Это стихотворение – по форме – соответствует одновременно рефлексирующему Я и ребенку: первая строфа превращает лежащий в ее основе амфибрахий как раз в ту подпрыгивающую и спотыкающуюся мелодию («бежит, спотыкаясь»), которую выстукивает палкой ребенок. Вторая строфа, заключающая в себе рассуждения лирического Я, контрастирует с первой, поскольку строго выдержана в равномерном амфибрахии. В стихотворении представлены в обеих строфах – на ритмическом уровне, – как ребенок, то есть творческая инстанция, так и рефлексирующее Я. Вместе они образуют единство: человека – или стихотворения – как целостности.

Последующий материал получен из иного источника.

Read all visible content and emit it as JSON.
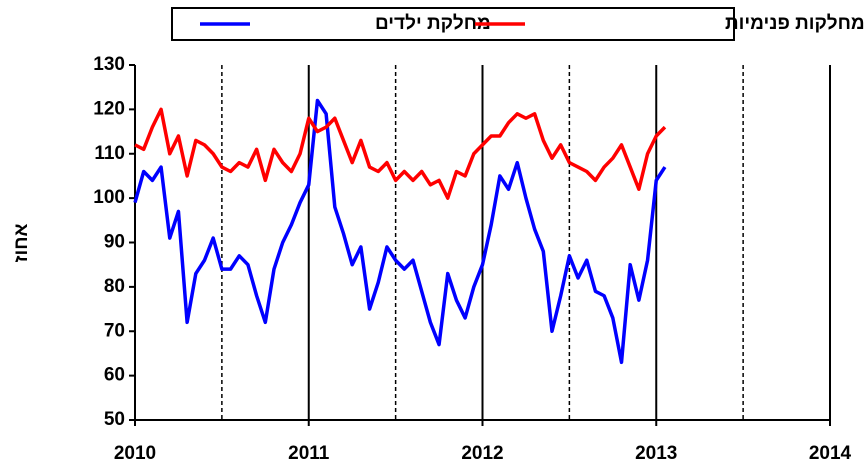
{
  "chart_data": {
    "type": "line",
    "ylabel": "אחוז",
    "x": [
      2010.0,
      2010.05,
      2010.1,
      2010.15,
      2010.2,
      2010.25,
      2010.3,
      2010.35,
      2010.4,
      2010.45,
      2010.5,
      2010.55,
      2010.6,
      2010.65,
      2010.7,
      2010.75,
      2010.8,
      2010.85,
      2010.9,
      2010.95,
      2011.0,
      2011.05,
      2011.1,
      2011.15,
      2011.2,
      2011.25,
      2011.3,
      2011.35,
      2011.4,
      2011.45,
      2011.5,
      2011.55,
      2011.6,
      2011.65,
      2011.7,
      2011.75,
      2011.8,
      2011.85,
      2011.9,
      2011.95,
      2012.0,
      2012.05,
      2012.1,
      2012.15,
      2012.2,
      2012.25,
      2012.3,
      2012.35,
      2012.4,
      2012.45,
      2012.5,
      2012.55,
      2012.6,
      2012.65,
      2012.7,
      2012.75,
      2012.8,
      2012.85,
      2012.9,
      2012.95,
      2013.0,
      2013.05
    ],
    "series": [
      {
        "name": "מחלקת ילדים",
        "color": "#0000ff",
        "values": [
          99,
          106,
          104,
          107,
          91,
          97,
          72,
          83,
          86,
          91,
          84,
          84,
          87,
          85,
          78,
          72,
          84,
          90,
          94,
          99,
          103,
          122,
          119,
          98,
          92,
          85,
          89,
          75,
          81,
          89,
          86,
          84,
          86,
          79,
          72,
          67,
          83,
          77,
          73,
          80,
          85,
          94,
          105,
          102,
          108,
          100,
          93,
          88,
          70,
          78,
          87,
          82,
          86,
          79,
          78,
          73,
          63,
          85,
          77,
          86,
          104,
          107
        ]
      },
      {
        "name": "מחלקות פנימיות",
        "color": "#ff0000",
        "values": [
          112,
          111,
          116,
          120,
          110,
          114,
          105,
          113,
          112,
          110,
          107,
          106,
          108,
          107,
          111,
          104,
          111,
          108,
          106,
          110,
          118,
          115,
          116,
          118,
          113,
          108,
          113,
          107,
          106,
          108,
          104,
          106,
          104,
          106,
          103,
          104,
          100,
          106,
          105,
          110,
          112,
          114,
          114,
          117,
          119,
          118,
          119,
          113,
          109,
          112,
          108,
          107,
          106,
          104,
          107,
          109,
          112,
          107,
          102,
          110,
          114,
          116
        ]
      }
    ],
    "xlim": [
      2010,
      2014
    ],
    "xticks": [
      2010,
      2011,
      2012,
      2013,
      2014
    ],
    "xminorticks": [
      2010.5,
      2011.5,
      2012.5,
      2013.5
    ],
    "ylim": [
      50,
      130
    ],
    "yticks": [
      50,
      60,
      70,
      80,
      90,
      100,
      110,
      120,
      130
    ]
  }
}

Соответственно, обе строфы заканчиваются строкой, где представлена одинаковая последовательность ударных гласных фонем, которая символически выражает целостность и завершенность: О‑А‑О, омега (конец) объемлет альфу (начало).

Это стихотворение, следовательно, выражает антропологическую гипотезу о наличии в человеке некоей бессмертной инстанции, не укладывающейся в пределы его рефлексирующего сознания. Однако наделенное воображением сознание поэта способно увидеть эту глубинную сущность – а значит, сущность человека вообще – и воспроизвести ее в форме поэтического произведения. Поэтическое Я (оно не становится эксплицитным, оно соответствует концепции «абстрактного автора» в теории повествования[329]) находится в аналогии к играющему ребенку в созерцании рефлексирующего лирического Я, в то время как само стихотворение находится в соответствии с «веселым мотивом».

Итак, поэзия – если судить по этому стихотворению Седаковой – не только свидетельствует о существовании некоего духовного сущностного ядра, но и позволяет ему присутствовать в самом творчестве. Поэтическое творчество охватывает как смертное, так и бессмертное начала человеческой личности, а потому выходит за пределы рефлексии лирического Я. Это стихотворение, следовательно, написано не просто о духовности человека, но скорее из опыта непосредственного переживания таковой, поскольку позволяет ей присутствовать в самой форме и, значит, быть перформативно‑действенной. В более позднем стихотворении из цикла «Начало книги», «Ничто»[330], лирическое Я размышляет о таком опыте теперь уже в явно выраженной форме: если души не коснулись, как они прикасались к Лазарю, силы возрождения, то ей лучше молчать: «душа моя! молчи, / пока тебя это не коснулось» (1: 400)[331].

 


Дата добавления: 2018-10-26; просмотров: 198; Мы поможем в написании вашей работы!

Поделиться с друзьями:






Мы поможем в написании ваших работ!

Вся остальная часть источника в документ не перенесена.